A Brisbane-based inventor is working on a snazzy (and now well funded) stylus and software package to be used with practically any tablet (and if you so desire, smartphone), communicating across platforms by both touch and, interestingly enough, sound. We ask him a little more about this project, known as the jaja.
Jon Atherton, who formerly worked as a Signals corp lieutenant in the Australian Army, is now a software developer and electronics enthusiast, having started his interest in tech and electronics as a youngster playing Start Trek on the (very) old PDP-11 minicomputer.
The underlying software for lastest project of his has, according to him been in the works on for over a year - design of the stylus itself has been ongoing since September last year.
The basic aim of the project is to create a stylus usable by anyone, but with a particular mind towards graphic designers and the like, who want to be able to use their pre-existing tablet device to design and draw. This is envisaged as an alternative to buying a separate package from the likes of Wacom, with the pen to cost $69.95. The only hardware requirements are a microphone and a touchscreen.

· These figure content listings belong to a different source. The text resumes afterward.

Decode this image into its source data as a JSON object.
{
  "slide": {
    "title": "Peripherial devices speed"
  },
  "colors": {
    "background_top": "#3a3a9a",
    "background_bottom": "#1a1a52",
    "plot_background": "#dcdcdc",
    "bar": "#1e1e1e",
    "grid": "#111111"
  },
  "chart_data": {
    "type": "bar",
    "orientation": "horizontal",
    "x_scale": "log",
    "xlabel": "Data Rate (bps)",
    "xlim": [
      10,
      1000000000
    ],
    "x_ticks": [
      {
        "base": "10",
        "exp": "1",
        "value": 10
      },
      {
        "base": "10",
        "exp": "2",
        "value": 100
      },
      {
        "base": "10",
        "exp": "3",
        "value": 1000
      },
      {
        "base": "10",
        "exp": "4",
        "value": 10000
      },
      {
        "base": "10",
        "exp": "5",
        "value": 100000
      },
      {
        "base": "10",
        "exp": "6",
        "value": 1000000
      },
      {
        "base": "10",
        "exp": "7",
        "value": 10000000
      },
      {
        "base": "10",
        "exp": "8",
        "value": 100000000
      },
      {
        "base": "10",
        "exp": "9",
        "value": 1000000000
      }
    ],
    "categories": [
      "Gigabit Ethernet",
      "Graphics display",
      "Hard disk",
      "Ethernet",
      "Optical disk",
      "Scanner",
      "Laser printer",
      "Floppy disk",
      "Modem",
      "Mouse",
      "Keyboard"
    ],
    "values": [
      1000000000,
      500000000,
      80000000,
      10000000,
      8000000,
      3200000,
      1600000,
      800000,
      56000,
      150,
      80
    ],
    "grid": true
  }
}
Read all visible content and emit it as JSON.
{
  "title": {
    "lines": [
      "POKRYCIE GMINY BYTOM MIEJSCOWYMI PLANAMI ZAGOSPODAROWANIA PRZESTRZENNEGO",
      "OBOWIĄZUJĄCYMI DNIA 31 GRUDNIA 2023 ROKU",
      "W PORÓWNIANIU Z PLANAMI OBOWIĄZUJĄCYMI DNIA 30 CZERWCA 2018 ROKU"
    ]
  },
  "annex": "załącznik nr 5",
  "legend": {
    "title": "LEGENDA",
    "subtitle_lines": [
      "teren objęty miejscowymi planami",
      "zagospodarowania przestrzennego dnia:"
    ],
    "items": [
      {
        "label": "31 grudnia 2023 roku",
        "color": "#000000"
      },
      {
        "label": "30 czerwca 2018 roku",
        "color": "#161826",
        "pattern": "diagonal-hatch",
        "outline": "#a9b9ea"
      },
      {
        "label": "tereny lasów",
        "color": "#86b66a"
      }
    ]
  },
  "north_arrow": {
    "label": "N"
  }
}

One of the most notable features of the jaja, which comes equipped with a set of buttons for tool selection and menu item selection, is that it communicates wirelessly with your tablet, but not by WiFi or Bluetooth. Instead, it essentially squeals down your device's microphone at particular, inaudible frequencies which are then interpreted by Jon's own software solution known as ii.
"I have designed some toys that use the high frequency sound method to communicate between the toy and a smartphone, the stylus idea was prompted by discussions with a graphic designer friend," Jon told us via email.
"High frequency sound has a lot of benefits - for example it is very low power, we estimate that our circuitry will run for about 8 days continuous use, sound communication is also able to be used in Airplane mode whilst Bluetooth & wifi cannot - the battery consumption would only be a few hours if we used Bluetooth."
Of course, as with any air bound, wireless technology, interference is a problem liable to rear its ugly head at any moment. According to Jon, however, the frequencies used rarely occur naturally or in man made situations while also saying that he has added some "tricks" to put a stopper on any other potential interference.
The device also comes with a transparent, pressure sensitive head, which in conjunction with the software, will allow users to vary brush and line thickness when drawing or 'painting'.
According to Jon, he's already in discussions with "many of the top app developers" about incorporating his SDK with their apps, and plans to have several apps, currently in development, ready to roll at launch. He certainly has cause for optimism - the Kickstarter page for the jaja has, at time of writing, already registered $31,000 worth of pledges, $7,000 more than the set goal. This is with two whole weeks left until the funding deadline.
Although, as Jon notes: "I'm not sure what stressed me more - waiting to get to funding position and watching the backers come in on Kickstarter, or now knowing the work ahead of me!"
"I've already started building the sales and distribution infrastructure, and I'm fielding calls from large phone and hardware distributors wanting 1000's of pieces asap! Quite incredible the doors being opened from the Kickstarter campaign to be honest."
For the moment, the project will launch solely on iOS, but Jon says the plan is to have an Android release following close behind.
So, the only question left now is, "When do we get ours?"